Brexit, ETS (Emission Trading Scheme), CMA (Competition and Markets Authority) – the minefield of political and industry movements can be enough to confuse even the most diligent energy market watcher. Yet changes in policy and regulation often have a direct or legally-binding impact on business operations, accounting and record-keeping.

New Government department
Following the formation of a new Government under Prime Minister Theresa May, DECC will be merged into BIS, creating the new Department for Business, Energy and Industrial Strategy (BEIS). The rationale for such a significant departmental change is that this will allow better policy formation due to the natural overlap between energy, infrastructure, industrial policy, supply chain and enterprise. This move indicates that the focus on UK content, job creation and benefits for UK Plc will be the defining objectives of this merger. All existing functions of DECC will continue in the new department. The creation of BEIS has been welcomed by key stakeholders such as, CBI, Policy Exchange and Committee on Climate Change (CCC).

The creation of the new Government department will require a tremendous amount of reorganisation of governance, structure, administration and human resources. The greatest impact from the Government restructuring could lead to a potential policy formation hiatus in in energy in the short- to medium-term.

Cost exemptions for energy-intensive industries
Much has been made of the Government’s plans to relieve energy-intensive industries (EIIs) such as steel and heavy manufacturing from the cost of the Renewables Obligation (RO), Feed-in Tariff (FiT) and Contracts for Difference (CfD), which aim to give those sectors more long-term certainty around energy costs and help them to stay competitive internationally. Under the new proposals – expected to be in place by April 2017 subject to legislative change and EU State Aid approval – the current Government-funded rebate would be replaced by an exemption from the charge altogether. The Government has proposed exempting EIIs from up to 85 per cent of levies associated with the promotion of renewable energy sources.

Obviously the potential for cost savings is good news for those industries, but the cost of that portion of RO and FiT charges will have to be covered by the rest of the market. That would see the cost of the exempted charges spread amongst fewer customers, potentially increasing costs for smaller businesses and domestic customers. At E.ON, we’ve reviewed the RO and FiT forecasts and we believe the impact on larger customers may be in the region of a six per cent uplift in the cost of RO and FITs on bills.

Following on from the last consultation which focused on exempting EIIs from RO and FiT, the new department responsible for energy – Business, Energy and Industrial Strategy (BEIS) – extended the consultation on these plans.

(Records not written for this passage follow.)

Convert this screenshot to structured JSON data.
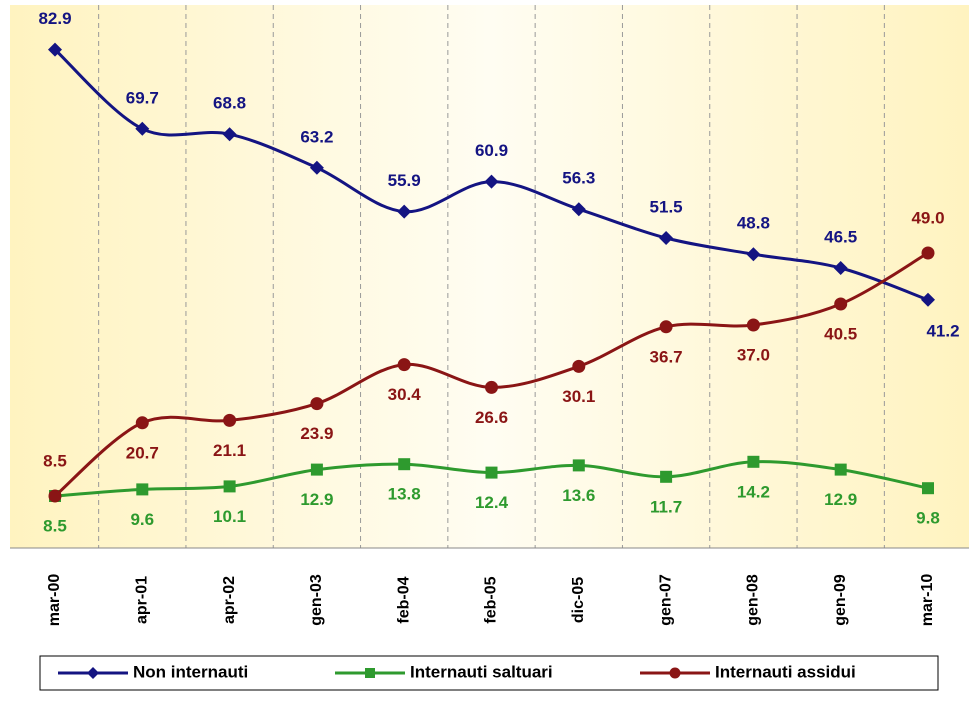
{
  "chart_data": {
    "type": "line",
    "categories": [
      "mar-00",
      "apr-01",
      "apr-02",
      "gen-03",
      "feb-04",
      "feb-05",
      "dic-05",
      "gen-07",
      "gen-08",
      "gen-09",
      "mar-10"
    ],
    "series": [
      {
        "name": "Non internauti",
        "color": "#141482",
        "marker": "diamond",
        "values": [
          82.9,
          69.7,
          68.8,
          63.2,
          55.9,
          60.9,
          56.3,
          51.5,
          48.8,
          46.5,
          41.2
        ]
      },
      {
        "name": "Internauti saltuari",
        "color": "#2e9a2e",
        "marker": "square",
        "values": [
          8.5,
          9.6,
          10.1,
          12.9,
          13.8,
          12.4,
          13.6,
          11.7,
          14.2,
          12.9,
          9.8
        ]
      },
      {
        "name": "Internauti assidui",
        "color": "#8a1515",
        "marker": "circle",
        "values": [
          8.5,
          20.7,
          21.1,
          23.9,
          30.4,
          26.6,
          30.1,
          36.7,
          37.0,
          40.5,
          49.0
        ],
        "value_labels": [
          "8.5",
          "20.7",
          "21.1",
          "23.9",
          "30.4",
          "26.6",
          "30.1",
          "36.7",
          "37.0",
          "40.5",
          "49.0"
        ]
      }
    ],
    "ylim": [
      0,
      90
    ],
    "legend": "bottom",
    "smooth": true
  }
}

The impact assessment (p27) predicts that exemption of CFDs for EII will result in bills for Medium Energy Users being £4,439 higher in 2020 (2016/17 prices).

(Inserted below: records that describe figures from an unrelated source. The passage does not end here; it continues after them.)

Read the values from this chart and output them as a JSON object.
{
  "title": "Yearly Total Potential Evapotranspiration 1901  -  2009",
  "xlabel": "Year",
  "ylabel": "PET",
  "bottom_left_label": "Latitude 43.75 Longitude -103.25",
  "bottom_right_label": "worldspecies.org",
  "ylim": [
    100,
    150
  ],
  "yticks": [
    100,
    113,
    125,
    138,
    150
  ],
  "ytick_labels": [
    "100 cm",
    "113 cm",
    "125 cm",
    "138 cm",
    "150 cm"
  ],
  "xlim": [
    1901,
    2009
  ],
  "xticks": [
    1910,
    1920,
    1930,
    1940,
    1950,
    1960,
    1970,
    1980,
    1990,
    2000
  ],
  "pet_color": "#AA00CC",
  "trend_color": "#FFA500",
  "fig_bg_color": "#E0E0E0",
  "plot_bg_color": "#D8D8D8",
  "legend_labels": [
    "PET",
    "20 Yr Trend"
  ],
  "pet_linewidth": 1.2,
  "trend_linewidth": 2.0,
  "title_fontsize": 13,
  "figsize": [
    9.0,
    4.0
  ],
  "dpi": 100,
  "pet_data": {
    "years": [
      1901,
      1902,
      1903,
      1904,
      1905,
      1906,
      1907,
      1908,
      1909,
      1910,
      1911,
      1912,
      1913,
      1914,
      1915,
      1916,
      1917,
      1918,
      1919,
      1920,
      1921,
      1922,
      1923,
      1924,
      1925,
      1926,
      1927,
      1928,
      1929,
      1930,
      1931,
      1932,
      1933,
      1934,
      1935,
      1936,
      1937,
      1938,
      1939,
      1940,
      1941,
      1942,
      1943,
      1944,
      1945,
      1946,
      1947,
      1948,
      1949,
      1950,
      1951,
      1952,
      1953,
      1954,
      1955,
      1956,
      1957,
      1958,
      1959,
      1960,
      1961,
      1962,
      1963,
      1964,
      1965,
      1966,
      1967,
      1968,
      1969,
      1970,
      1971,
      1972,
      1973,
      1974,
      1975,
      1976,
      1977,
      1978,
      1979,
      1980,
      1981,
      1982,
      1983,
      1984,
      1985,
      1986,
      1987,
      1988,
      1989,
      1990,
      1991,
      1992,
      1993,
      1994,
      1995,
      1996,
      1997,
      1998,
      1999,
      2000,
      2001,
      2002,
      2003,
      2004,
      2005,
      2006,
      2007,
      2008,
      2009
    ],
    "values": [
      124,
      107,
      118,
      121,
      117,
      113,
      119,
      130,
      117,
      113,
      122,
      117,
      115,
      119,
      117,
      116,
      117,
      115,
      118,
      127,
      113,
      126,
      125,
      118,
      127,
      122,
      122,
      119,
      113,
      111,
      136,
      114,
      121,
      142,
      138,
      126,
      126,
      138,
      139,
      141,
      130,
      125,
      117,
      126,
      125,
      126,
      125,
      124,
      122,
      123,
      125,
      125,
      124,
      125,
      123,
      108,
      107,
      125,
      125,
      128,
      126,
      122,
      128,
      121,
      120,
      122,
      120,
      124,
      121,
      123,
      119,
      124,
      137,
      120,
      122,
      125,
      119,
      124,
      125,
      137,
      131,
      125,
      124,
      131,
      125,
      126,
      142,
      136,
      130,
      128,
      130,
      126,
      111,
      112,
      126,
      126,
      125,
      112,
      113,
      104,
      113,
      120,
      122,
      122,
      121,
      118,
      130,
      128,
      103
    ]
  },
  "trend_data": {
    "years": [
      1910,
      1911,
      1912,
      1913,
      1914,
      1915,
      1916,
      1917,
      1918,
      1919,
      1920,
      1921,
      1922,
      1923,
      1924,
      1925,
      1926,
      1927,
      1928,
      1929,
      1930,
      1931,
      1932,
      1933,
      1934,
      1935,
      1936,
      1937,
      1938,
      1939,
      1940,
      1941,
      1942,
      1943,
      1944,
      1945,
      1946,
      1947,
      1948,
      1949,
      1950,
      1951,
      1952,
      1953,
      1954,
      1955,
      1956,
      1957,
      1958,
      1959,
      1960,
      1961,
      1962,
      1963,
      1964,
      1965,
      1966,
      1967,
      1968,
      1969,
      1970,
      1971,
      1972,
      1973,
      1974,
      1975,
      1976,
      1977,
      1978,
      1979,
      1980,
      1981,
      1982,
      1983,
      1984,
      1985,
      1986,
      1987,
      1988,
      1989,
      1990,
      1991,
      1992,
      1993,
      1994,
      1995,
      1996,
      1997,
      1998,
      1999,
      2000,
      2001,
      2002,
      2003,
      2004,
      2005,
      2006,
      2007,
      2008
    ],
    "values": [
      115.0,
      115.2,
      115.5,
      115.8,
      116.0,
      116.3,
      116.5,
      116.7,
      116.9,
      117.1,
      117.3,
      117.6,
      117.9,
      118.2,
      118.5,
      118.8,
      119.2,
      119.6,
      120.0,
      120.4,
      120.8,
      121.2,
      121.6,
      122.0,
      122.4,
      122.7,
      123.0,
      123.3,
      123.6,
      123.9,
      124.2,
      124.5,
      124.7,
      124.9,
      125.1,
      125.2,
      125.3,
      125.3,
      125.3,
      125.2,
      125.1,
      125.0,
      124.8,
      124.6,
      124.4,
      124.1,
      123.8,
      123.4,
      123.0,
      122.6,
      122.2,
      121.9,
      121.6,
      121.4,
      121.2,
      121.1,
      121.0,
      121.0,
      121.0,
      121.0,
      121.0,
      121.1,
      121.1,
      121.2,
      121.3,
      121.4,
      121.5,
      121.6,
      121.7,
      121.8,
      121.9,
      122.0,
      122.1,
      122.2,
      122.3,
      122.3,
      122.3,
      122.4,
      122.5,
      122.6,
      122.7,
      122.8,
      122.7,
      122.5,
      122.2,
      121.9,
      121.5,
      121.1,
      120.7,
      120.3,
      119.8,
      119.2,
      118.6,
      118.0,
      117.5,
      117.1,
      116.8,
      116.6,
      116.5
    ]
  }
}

It is really important that your supplier provides transparent quotes invoices, so you know exactly what they’re paying for and how suppliers quote for non-energy costs. Speak to your Account Manager to see if your bills are going to be affected and if you need further explanation on your invoice breakdown.

Impact of Brexit
Following June’s referendum decision, the House of Commons Energy and Climate Change Committee (ECCC) announced it would hold an inquiry exploring the implications on UK energy policy of leaving the EU. The panel of MPs has invited written submissions on what the Government’s priorities on energy should be when negotiating the UK’s exit from the EU. They are also seeking views on what aspects of EU-led energy policies and legislation should be retained.

In addition, the ECCC is holding a hearing on the implications of leaving the EU on climate policy. This will look at questions concerning Britain’s future approach to issues like the EU ETS. The ETS requires companies to purchase permits to emit greenhouse gases, and Britain’s participation in it will now be subject to negotiation between the UK and EU.

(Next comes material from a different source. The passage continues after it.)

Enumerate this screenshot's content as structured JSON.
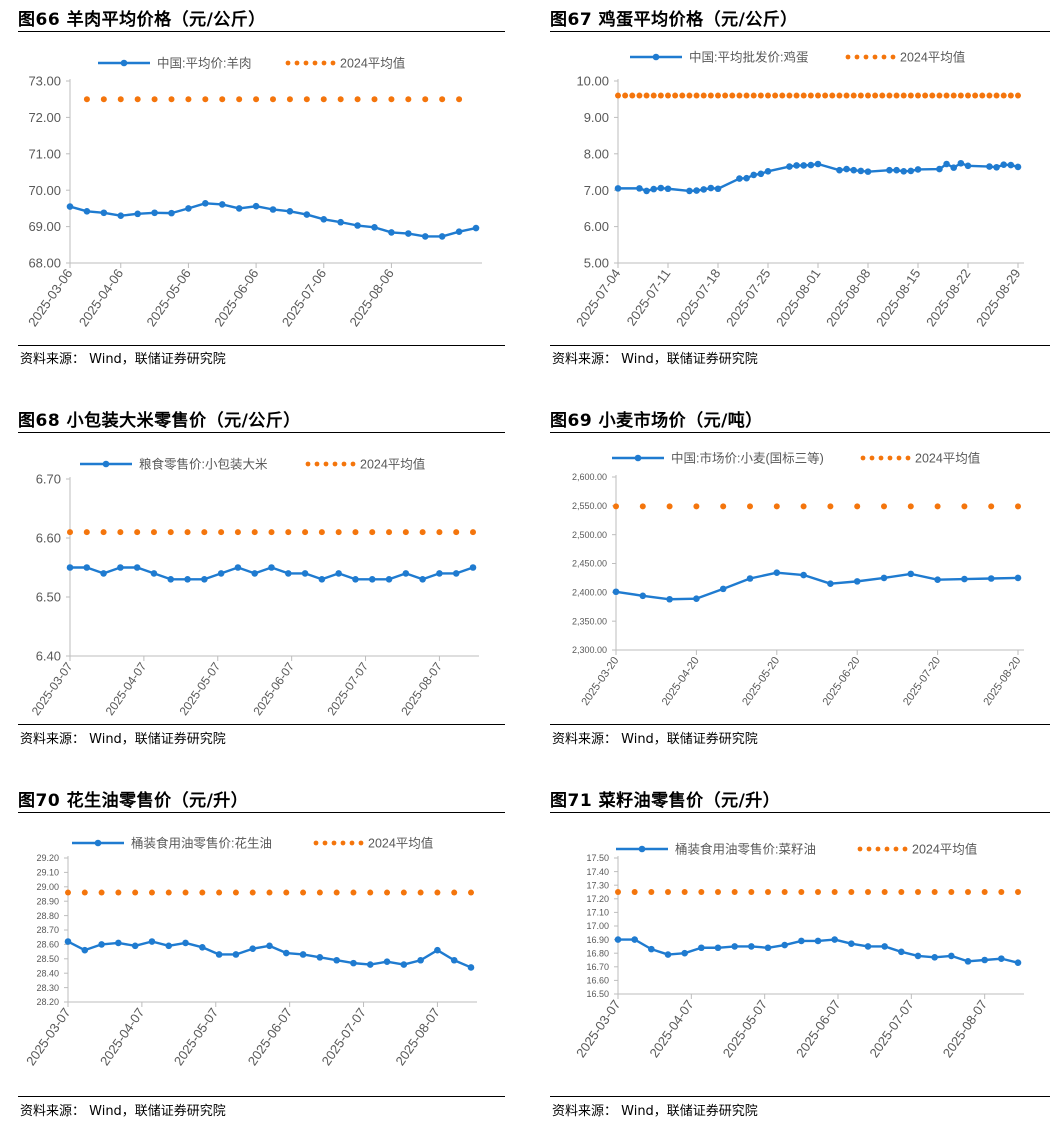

Written submissions to the inquiry on energy policy should be submitted by 14th September. You can file evidence online via the relevant Committee web page.

State of the energy market
The Competition and Markets Authority (CMA) has published its final report on competition in the energy market. The report confirms in large part the provisional remedies issued by the CMA in March.

The intended outcome of the investigation is to increase competition and reduce costs for small firms and consumers with such measures as:

• Increase the ability of all small business customers on auto-rollover contracts to switch contracts or suppliers – contract negotiation window should be extended and suppliers are not allowed to lock in customers with termination fees and no-exit clauses;
• Allow rival suppliers and third party intermediaries access to details of small business customers on default tariffs for three years or more so they can be targeted with potentially cheaper energy supply contracts;
• Make business suppliers disclose all available tariffs to the smallest micro business customers on their websites or through a price comparison website, allowing these very small business customers to compare market prices – the hope is this will lead to growth of price comparison websites as in the domestic market, driving down prices;
• BEIS & Ofgem to drive forward a plan to implement half-hourly settlement to all small businesses potentially giving business an ability to pay less for energy by using it outside of peak times.

Local heat funding
A government consultation was launched on how best to deploy funding for low carbon heat in UK towns and cities. The call for evidence on the Heat Networks Investment Project (HNIP) was seeking views on who should be eligible to apply directly for the money, what form this funding should take, and the criteria that should be used to assess applications for funding. Under an initial pilot, the funds will be limited to local authorities and a select number of public bodies. BEIS is currently analysing the feedback.